There is now a notice on each and every US Embassy website visa home page that says:
Effective immediately, all individuals applying for an F, M, or J nonimmigrant visa are requested to adjust the privacy settings on all of their social media accounts to ‘public’ to facilitate vetting necessary to establish their identity and admissibility to the United States under U.S. law.
Hat tip: Great follow-up. I asked Google AI about those visa types and it told me:
> F, M, and J visas are all nonimmigrant visas for foreign nationals seeking to study or participate in exchange programs in the United States.
Tangent: US must have 5x the number of visa types compared to most other highly developed nations. Whenever there is a US visa discussion on HN, I always learn about a few more types! Plus they have all sorts of weird carve-outs for various nations: Looking at you Australia and Singapore.
The idea that more diverse leadership leads to better outcomes doesn't mean women are incapable of wrongdoing. Nobody said women are perfect angels who can do no wrong. That's a strawman and you know it.
I am male. I can't "be better", I am already "the problem". Which is a reason why I am so fed up be the fight of the sexes. Its overboarding accusations on all sides. And I am not willing to "turn the other cheek" anymore.
> Nobody said women are perfect angels who can do no wrong
> I am male. I can't "be better", I am already "the problem".
Whether you are the problem or not is unrelated to your maleness. Being willing to be and do better is the first step on the journey that enables you to realise that truth.
Less of this culture-war nonsense here, please. Especially in a thread about something completely unrelated. (No, the fact that the exec in question is female doesn't make it related. If they'd been male then someone could equally-relevantly make the argument "see, this shows that we need more women in leadership".)
Billionaire spending heavily favored Republicans. Over two-thirds (70%) of billionaire-family contributions went in support of GOP candidates and conservative causes. Less than a quarter (23%) backed Democratic hopefuls and progressive causes. (The remainder went to committees without a clear partisan or ideological identity.
I hadn't looked for a while, but Harris was out raising and out spending Trump substantially when I'd last read up on it. Much of that seemed to come primarily from big donors.

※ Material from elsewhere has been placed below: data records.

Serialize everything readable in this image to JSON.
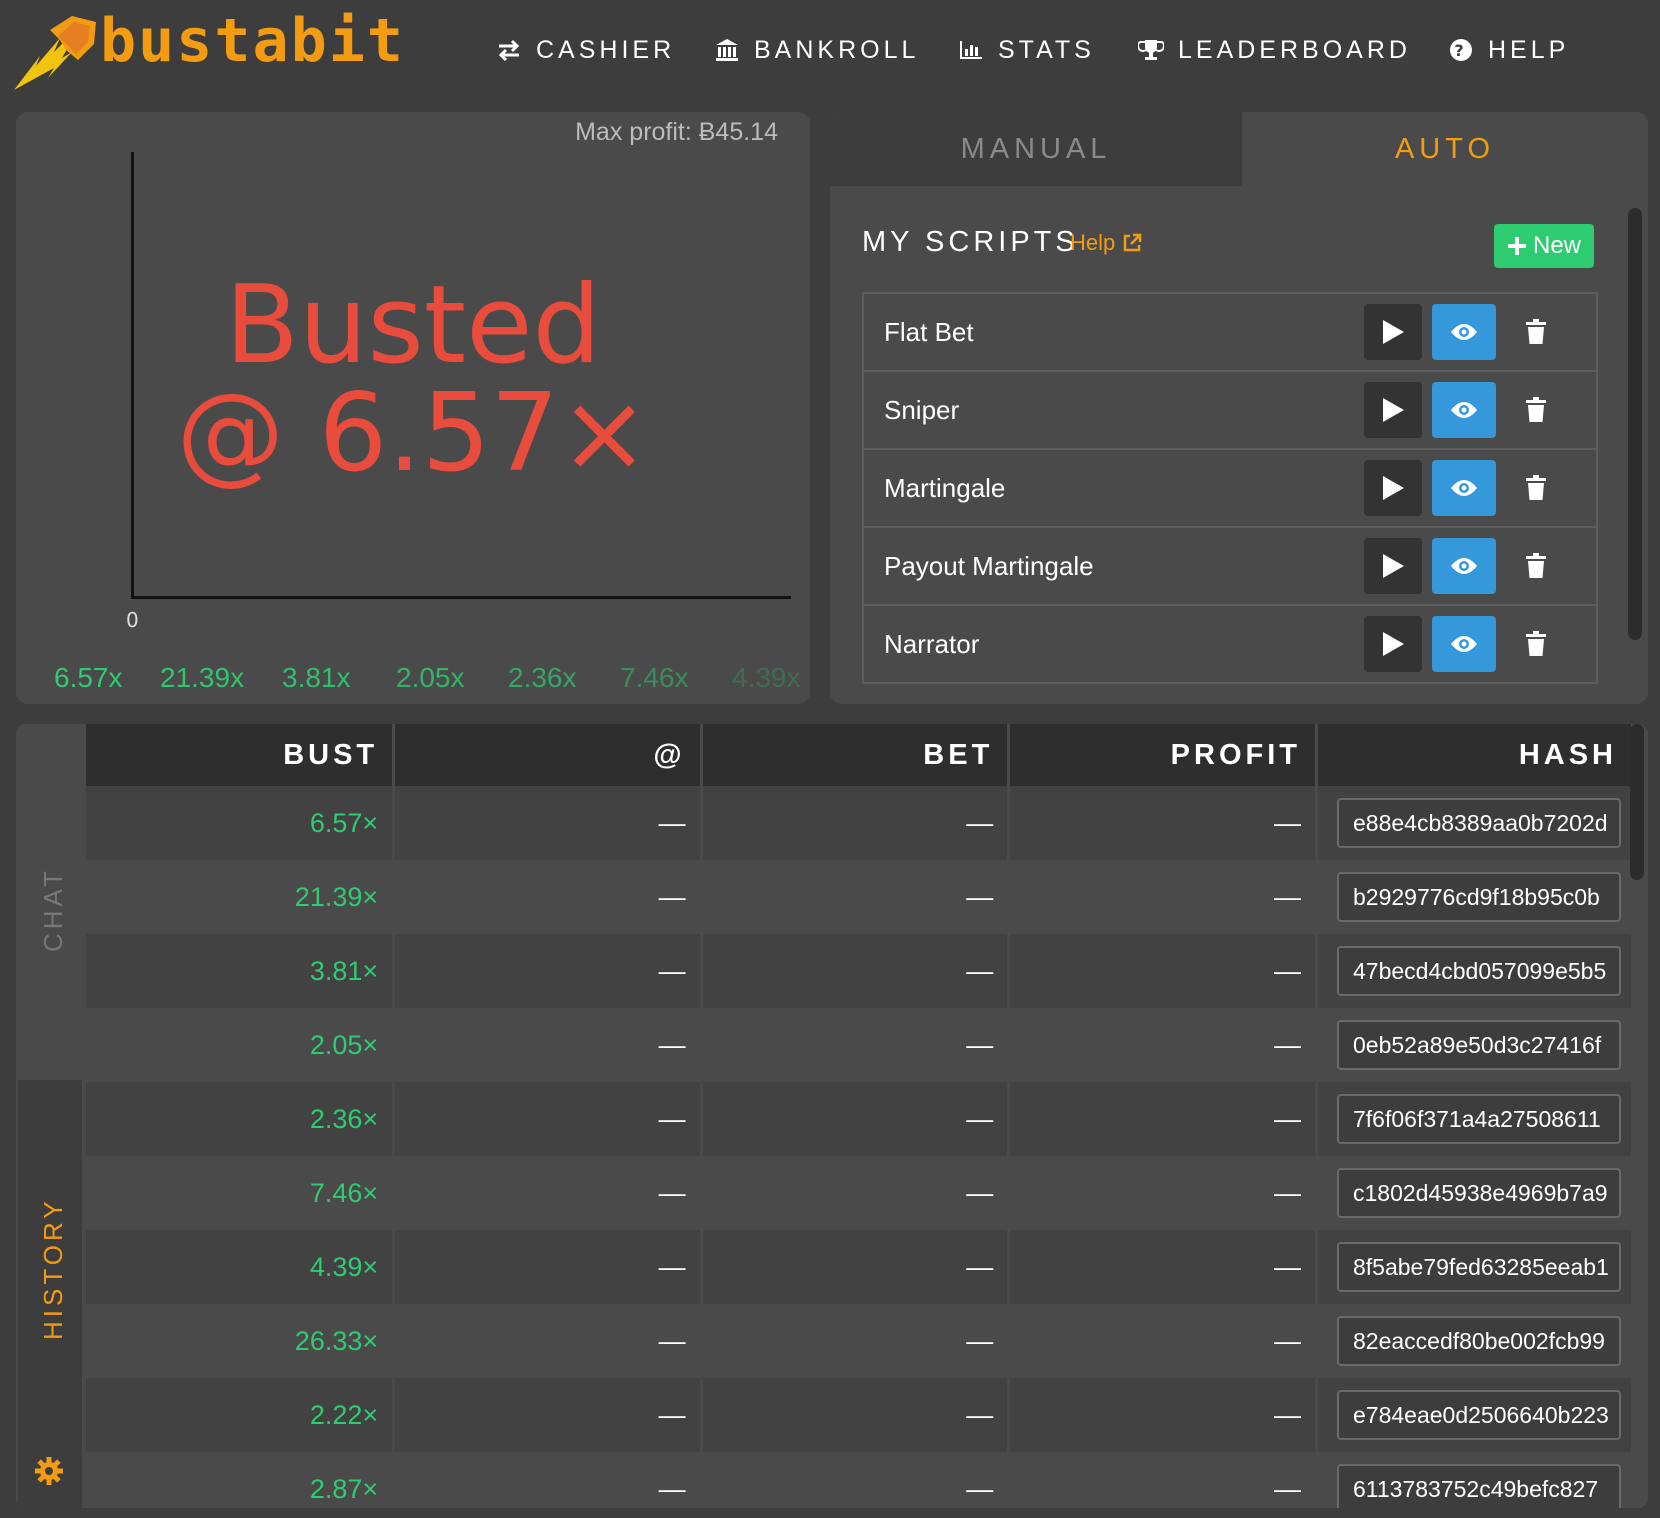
{
  "header": {
    "brand": "bustabit",
    "nav": [
      {
        "label": "CASHIER",
        "icon": "exchange-icon"
      },
      {
        "label": "BANKROLL",
        "icon": "bank-icon"
      },
      {
        "label": "STATS",
        "icon": "bar-chart-icon"
      },
      {
        "label": "LEADERBOARD",
        "icon": "trophy-icon"
      },
      {
        "label": "HELP",
        "icon": "question-circle-icon"
      }
    ]
  },
  "game": {
    "max_profit": "Max profit: Ƀ45.14",
    "axis_zero": "0",
    "busted_line1": "Busted",
    "busted_line2": "@ 6.57×",
    "recent": [
      "6.57x",
      "21.39x",
      "3.81x",
      "2.05x",
      "2.36x",
      "7.46x",
      "4.39x"
    ]
  },
  "scripts_panel": {
    "tabs": {
      "manual": "MANUAL",
      "auto": "AUTO"
    },
    "title": "MY SCRIPTS",
    "help": "Help",
    "new_button": "New",
    "scripts": [
      "Flat Bet",
      "Sniper",
      "Martingale",
      "Payout Martingale",
      "Narrator"
    ]
  },
  "history": {
    "side_tabs": {
      "chat": "CHAT",
      "history": "HISTORY"
    },
    "columns": [
      "BUST",
      "@",
      "BET",
      "PROFIT",
      "HASH"
    ],
    "rows": [
      {
        "bust": "6.57×",
        "at": "—",
        "bet": "—",
        "profit": "—",
        "hash": "e88e4cb8389aa0b7202d"
      },
      {
        "bust": "21.39×",
        "at": "—",
        "bet": "—",
        "profit": "—",
        "hash": "b2929776cd9f18b95c0b"
      },
      {
        "bust": "3.81×",
        "at": "—",
        "bet": "—",
        "profit": "—",
        "hash": "47becd4cbd057099e5b5"
      },
      {
        "bust": "2.05×",
        "at": "—",
        "bet": "—",
        "profit": "—",
        "hash": "0eb52a89e50d3c27416f"
      },
      {
        "bust": "2.36×",
        "at": "—",
        "bet": "—",
        "profit": "—",
        "hash": "7f6f06f371a4a27508611"
      },
      {
        "bust": "7.46×",
        "at": "—",
        "bet": "—",
        "profit": "—",
        "hash": "c1802d45938e4969b7a9"
      },
      {
        "bust": "4.39×",
        "at": "—",
        "bet": "—",
        "profit": "—",
        "hash": "8f5abe79fed63285eeab1"
      },
      {
        "bust": "26.33×",
        "at": "—",
        "bet": "—",
        "profit": "—",
        "hash": "82eaccedf80be002fcb99"
      },
      {
        "bust": "2.22×",
        "at": "—",
        "bet": "—",
        "profit": "—",
        "hash": "e784eae0d2506640b223"
      },
      {
        "bust": "2.87×",
        "at": "—",
        "bet": "—",
        "profit": "—",
        "hash": "6113783752c49befc827"
      }
    ]
  },
  "colors": {
    "accent": "#f39c12",
    "busted": "#e74c3c",
    "green": "#2ecc71",
    "blue": "#3498db",
    "panel": "#4a4a4a",
    "background": "#3d3d3d"
  }
}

Sure the more of the top richest people may have donated more to Trump or Republicans, but Harris raised much more overall.
Seems like they both raised about the same from their top 20 largest donors:
> The Harris campaign received significantly more funding than Trump's, outspending the Republican advertising machine by more than 70 percent in the final stretch of the election.
> According to data from Open Secrets, Harris received almost $400 million from her 20 largest backers. Trump received over half a billion dollars from his top 20, which included over $100 million from SpaceX, Elon Musk's rocket company.
My take of that is that Trump raised a bit more from concentrated donations from the richest billionaires, but Harris overall raised more from larger numbers of billionaires and millionaires.